Published: 31 July 2019

op pandora iii 1This is Europol’s third “Pandora” operation to intercept cultural good trafficking (Europol)

By Maya Perry

Authorities in 29 countries joined forces and seized 18,000 items and arrested 59 people involved in the trafficking of cultural goods, Europol said on Monday.

Among the culturally valuable items were an ancient Mesopotamian crystal cylinder seal, a 15th-century bible that had been stolen in Germany over 25 years ago, 91 ceramic objects, and 109 ancient coins. 

Operation Pandora III was coordinated by the Spanish Civil Guard with the help of Europol and the World Customs Organization. 

Europol noted that the operation made heavy use of Interpol’s Stolen Goods database and was partly carried out over a week in October, when the 29 participating law enforcement agencies showed up at auction houses, private residences, galleries, museums, archaeological sites, and key trans-national ports of entry (such as ports and airports) to make arrests and collect trafficked items. 

Pandora III is the latest in a string of European sting operations to crack down on the trafficking of items of cultural value, which has increasingly come to serve as a money laundering vehicle for organized crime and terrorist groups as the antiquities market has become increasingly valuable in the last two decades. 

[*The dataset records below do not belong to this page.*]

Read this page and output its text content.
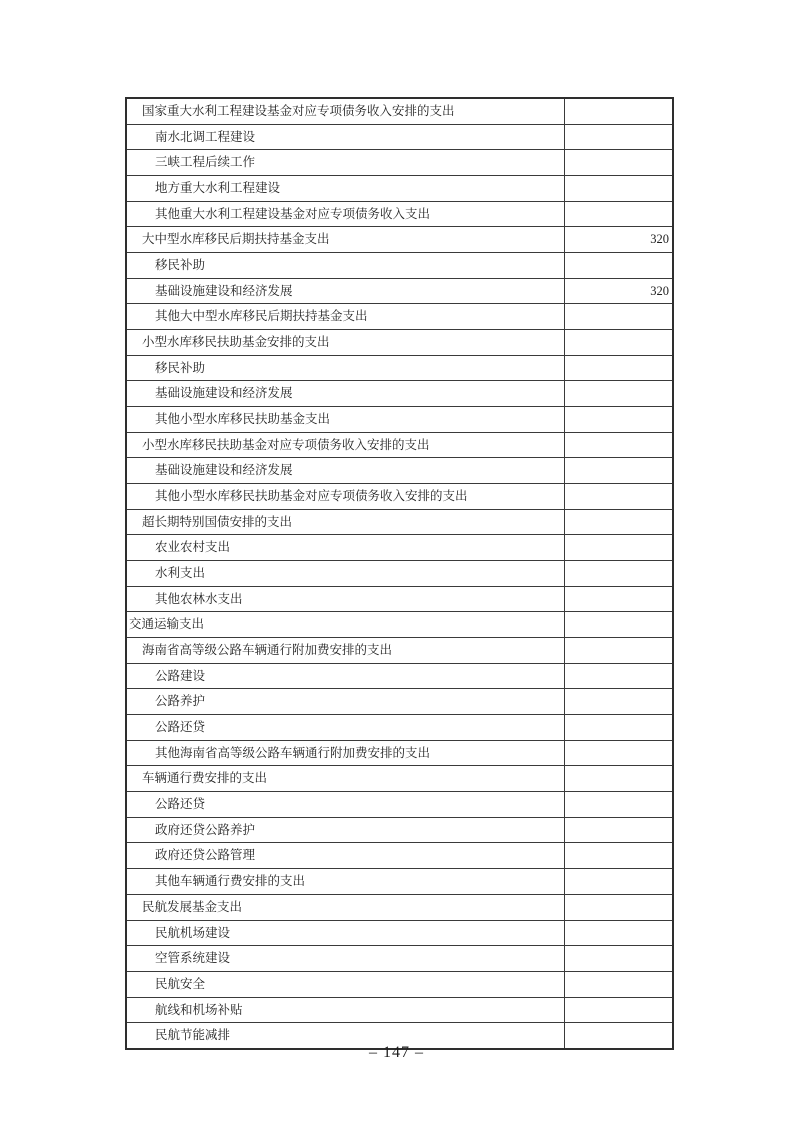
国家重大水利工程建设基金对应专项债务收入安排的支出	
南水北调工程建设	
三峡工程后续工作	
地方重大水利工程建设	
其他重大水利工程建设基金对应专项债务收入支出	
大中型水库移民后期扶持基金支出	320
移民补助	
基础设施建设和经济发展	320
其他大中型水库移民后期扶持基金支出	
小型水库移民扶助基金安排的支出	
移民补助	
基础设施建设和经济发展	
其他小型水库移民扶助基金支出	
小型水库移民扶助基金对应专项债务收入安排的支出	
基础设施建设和经济发展	
其他小型水库移民扶助基金对应专项债务收入安排的支出	
超长期特别国债安排的支出	
农业农村支出	
水利支出	
其他农林水支出	
交通运输支出	
海南省高等级公路车辆通行附加费安排的支出	
公路建设	
公路养护	
公路还贷	
其他海南省高等级公路车辆通行附加费安排的支出	
车辆通行费安排的支出	
公路还贷	
政府还贷公路养护	
政府还贷公路管理	
其他车辆通行费安排的支出	
民航发展基金支出	
民航机场建设	
空管系统建设	
民航安全	
航线和机场补贴	
民航节能减排	
– 147 –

In 2017 and early 2018, Europol helped carry out operations Pandora I and Pandora II, which saw the netting of 3,561 and over 41,000 artifacts, respectively. 

In summer 2018 a consortium of European law enforcement agencies dispatched 250 officers to simultaneously search 40 houses across Italy, Germany, Spain, and the UK, resulting in the seizure of over 25,000 archeological items

A few months later, the Spanish Civil Guard and Bulgarian police carried out a similar “Operation Sardica,” during which 30,000 artifacts, some forged, were retrieved and 13 gang members arrested. 

Given artifact trafficking largely takes place over the internet, the Dutch police also helped coordinate a “cyber patrol week.”

Most of the seized items were European in origin, but Europol said that more than 30 came from countries across the Middle East and Latin America.